Addressing trauma from the event, Denton said he remembers people cheering after he was dragged away by police after being hit by mace. “Stonewall should understand the impact that has on the culture around their organization.”
Bennet, 30, who now lives in Chicago, also was unmoved by the apology.
“Stonewall’s apology (happened) because they are bleeding community support,” she said. “It's not because they have remorse. It's about the community starting to (break) rank.”
TransOhio, which provides myriad services to the transgender community, released a statement on Oct. 21 announcing that it was ceasing partnerships with Stonewall. The group cited Stonewall’s failure to support and protect the most vulnerable within the LGBTQ community, and requested the organization apologize to the Black Pride 4.
“We believe that an apology most certainly is due — however delayed — and that denial of this most basic step to restoration continues Stonewall’s pattern of racist and transphobic behavior,” the TransOhio board of directors stated in the release.
Other LGBTQ organizations, including Mozaic and Kaleidoscope Youth Center, released statements in solidarity with TransOhio.

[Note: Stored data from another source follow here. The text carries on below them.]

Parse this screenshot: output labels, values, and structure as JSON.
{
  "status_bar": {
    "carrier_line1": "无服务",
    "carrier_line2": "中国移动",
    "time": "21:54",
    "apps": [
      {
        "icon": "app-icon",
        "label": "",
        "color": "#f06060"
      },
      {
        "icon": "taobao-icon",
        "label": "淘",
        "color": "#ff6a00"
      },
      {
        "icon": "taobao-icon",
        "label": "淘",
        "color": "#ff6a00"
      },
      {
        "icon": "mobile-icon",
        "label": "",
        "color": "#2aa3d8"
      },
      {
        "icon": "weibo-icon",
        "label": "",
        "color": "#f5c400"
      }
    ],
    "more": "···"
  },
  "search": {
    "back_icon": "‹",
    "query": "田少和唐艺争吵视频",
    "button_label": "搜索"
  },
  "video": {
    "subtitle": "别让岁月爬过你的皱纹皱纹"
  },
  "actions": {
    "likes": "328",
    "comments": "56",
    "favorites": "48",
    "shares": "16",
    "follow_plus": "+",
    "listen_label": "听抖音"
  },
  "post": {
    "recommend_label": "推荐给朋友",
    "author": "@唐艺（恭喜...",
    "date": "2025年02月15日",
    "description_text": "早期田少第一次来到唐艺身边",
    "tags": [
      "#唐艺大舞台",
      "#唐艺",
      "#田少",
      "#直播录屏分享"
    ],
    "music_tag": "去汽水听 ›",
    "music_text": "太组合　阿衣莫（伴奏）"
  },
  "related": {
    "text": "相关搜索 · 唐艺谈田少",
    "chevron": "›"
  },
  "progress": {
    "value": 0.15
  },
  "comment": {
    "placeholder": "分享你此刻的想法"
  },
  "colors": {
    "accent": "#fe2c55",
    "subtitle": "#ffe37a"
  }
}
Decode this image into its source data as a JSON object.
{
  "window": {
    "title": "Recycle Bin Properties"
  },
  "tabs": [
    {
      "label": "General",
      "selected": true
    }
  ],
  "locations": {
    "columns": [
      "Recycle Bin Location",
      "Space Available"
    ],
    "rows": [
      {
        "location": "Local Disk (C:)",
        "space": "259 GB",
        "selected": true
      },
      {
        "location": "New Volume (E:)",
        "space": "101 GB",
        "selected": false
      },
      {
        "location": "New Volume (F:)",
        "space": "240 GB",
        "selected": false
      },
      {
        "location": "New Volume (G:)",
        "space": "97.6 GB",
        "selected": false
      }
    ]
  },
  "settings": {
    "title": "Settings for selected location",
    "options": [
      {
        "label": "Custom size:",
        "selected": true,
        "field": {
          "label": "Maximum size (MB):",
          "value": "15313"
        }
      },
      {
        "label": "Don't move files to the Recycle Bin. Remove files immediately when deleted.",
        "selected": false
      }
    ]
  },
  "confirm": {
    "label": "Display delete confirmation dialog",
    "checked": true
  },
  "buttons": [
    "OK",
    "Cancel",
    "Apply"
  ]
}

Bennet said the rallying in the community gave her "some hope," but she questioned the timing.
“All these organization are making big announcements about severing ties with Stonewall and stating that it's because of the Black Pride 4, but why now? I'm confused. Where were you then? Court cases are over. Probation is almost up for a couple of us.”
AS Green, TransOhio's secretary, said the group was trying to be patient with Stonewall.
“We wanted to give (Stonewall) time to see if they'd be able to change,” Green said. “They repeatedly showed over the past year or so that (they) were not going to change."
Green said the group apologizes if some don't think TransOhio acted fast enough.
Now that Stonewall has apologized to the Black Pride 4, and endeavored to "enhance outreach strategy to bring services and resources to under-served communities," TransOhio said it is taking time before considering any reconciliation.
“We're looking forward to seeing if the change that they spoke of ... actually gets applied,” Green said. “We’re just taking it day by day.”